アドレナリンは「fight or flight」ホルモンと言われ、文字通り、極限状態のときの選択を迫られたときに出るホルモンです。
そうして、アドレナリンに促進されたグリコーゲン分解により、血管を通して、筋肉細胞の隅々までエネルギー源となるブドウ糖が運ばれ、エネルギーとなります。

これによって、「火事場の馬鹿力」が出て、自分の能力以上のタイムや、パワーを発揮することができます。

一方で、関節や腱には、いつも以上の負荷がかかるので、アドレナリンが出た試合のあとなどは、普段よりも疲労が蓄積していたり、故障するリスクが高まることがあります。

よって、メンタル面でもフィジカル面でもパフォーマンスをよりよい状態に近づけていくには、試合前〜試合中のアドレナリンをコントロールすることが重要です。


そこで、SympaFitでは、これまでに述べた身体のメカニズムから、血糖値をリアルタイムで見ていくことで、間接的に緊張や興奮の度合いを計測し、アドレナリンを評価しています。

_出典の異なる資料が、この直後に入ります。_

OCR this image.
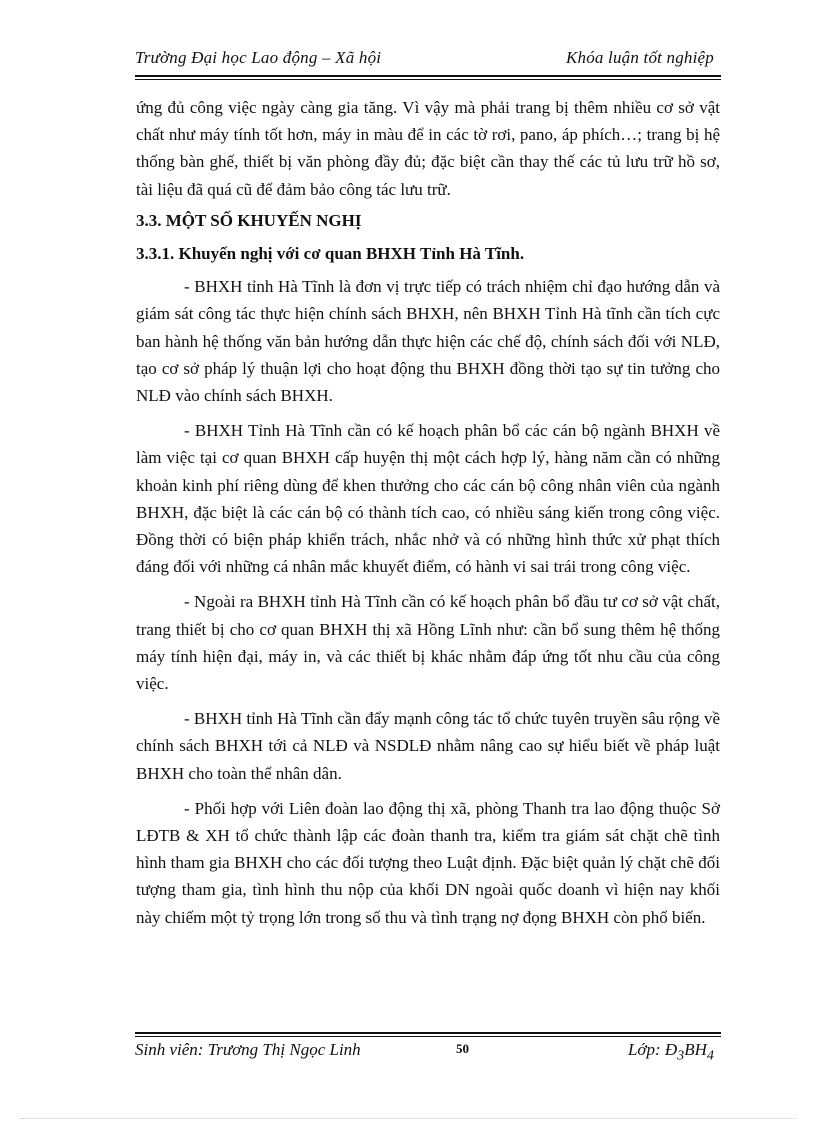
Trường Đại học Lao động – Xã hội	Khóa luận tốt nghiệp

ứng đủ công việc ngày càng gia tăng. Vì vậy mà phải trang bị thêm nhiều cơ sở vật chất như máy tính tốt hơn, máy in màu để in các tờ rơi, pano, áp phích…; trang bị hệ thống bàn ghế, thiết bị văn phòng đầy đủ; đặc biệt cần thay thế các tủ lưu trữ hồ sơ, tài liệu đã quá cũ để đảm bảo công tác lưu trữ.

3.3. MỘT SỐ KHUYẾN NGHỊ

3.3.1. Khuyến nghị với cơ quan BHXH Tỉnh Hà Tĩnh.

- BHXH tỉnh Hà Tĩnh là đơn vị trực tiếp có trách nhiệm chỉ đạo hướng dẫn và giám sát công tác thực hiện chính sách BHXH, nên BHXH Tỉnh Hà tĩnh cần tích cực ban hành hệ thống văn bản hướng dẫn thực hiện các chế độ, chính sách đối với NLĐ, tạo cơ sở pháp lý thuận lợi cho hoạt động thu BHXH đồng thời tạo sự tin tưởng cho NLĐ vào chính sách BHXH.

- BHXH Tỉnh Hà Tĩnh cần có kế hoạch phân bổ các cán bộ ngành BHXH về làm việc tại cơ quan BHXH cấp huyện thị một cách hợp lý, hàng năm cần có những khoản kinh phí riêng dùng để khen thưởng cho các cán bộ công nhân viên của ngành BHXH, đặc biệt là các cán bộ có thành tích cao, có nhiều sáng kiến trong công việc. Đồng thời có biện pháp khiển trách, nhắc nhở và có những hình thức xử phạt thích đáng đối với những cá nhân mắc khuyết điểm, có hành vi sai trái trong công việc.

- Ngoài ra BHXH tỉnh Hà Tĩnh cần có kế hoạch phân bổ đầu tư cơ sở vật chất, trang thiết bị cho cơ quan BHXH thị xã Hồng Lĩnh như: cần bổ sung thêm hệ thống máy tính hiện đại, máy in, và các thiết bị khác nhằm đáp ứng tốt nhu cầu của công việc.

- BHXH tỉnh Hà Tĩnh cần đẩy mạnh công tác tổ chức tuyên truyền sâu rộng về chính sách BHXH tới cả NLĐ và NSDLĐ nhằm nâng cao sự hiểu biết về pháp luật BHXH cho toàn thể nhân dân.

- Phối hợp với Liên đoàn lao động thị xã, phòng Thanh tra lao động thuộc Sở LĐTB & XH tổ chức thành lập các đoàn thanh tra, kiểm tra giám sát chặt chẽ tình hình tham gia BHXH cho các đối tượng theo Luật định. Đặc biệt quản lý chặt chẽ đối tượng tham gia, tình hình thu nộp của khối DN ngoài quốc doanh vì hiện nay khối này chiếm một tỷ trọng lớn trong số thu và tình trạng nợ đọng BHXH còn phổ biến.

Sinh viên: Trương Thị Ngọc Linh	50	Lớp: $Đ_3BH_4$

試合中のアドレナリンは、出しすぎても力みに繋がり、パフォーマンスが低下します。さらに、逆にアドレナリンがあまり出ていないと、練習通りの通常運転になり、試合の大事な局面で高いパフォーマンスが発揮しづらくなります。

SympaFitでは、パフォーマンス前後の血糖値を計測し、その波形パターンから、試合前のメンタルコンディショニングの最適化をプロアスリート向けにサポートしています。

これまでに、陸上選手の強度の高い練習と、試合本番での血糖値データから、練習以上の高いパフォーマンスを発揮し、なおかつ結果が良かった血糖値エリアを、統計的に明らかにしています。

これにより、個人差を考慮しながら、試合前どのくらいの緊張して、試合中は、どのくらい興奮すると、いい結果が得られるのか、また、そうするにはどのような準備をすればよいのか、を見つけることができます。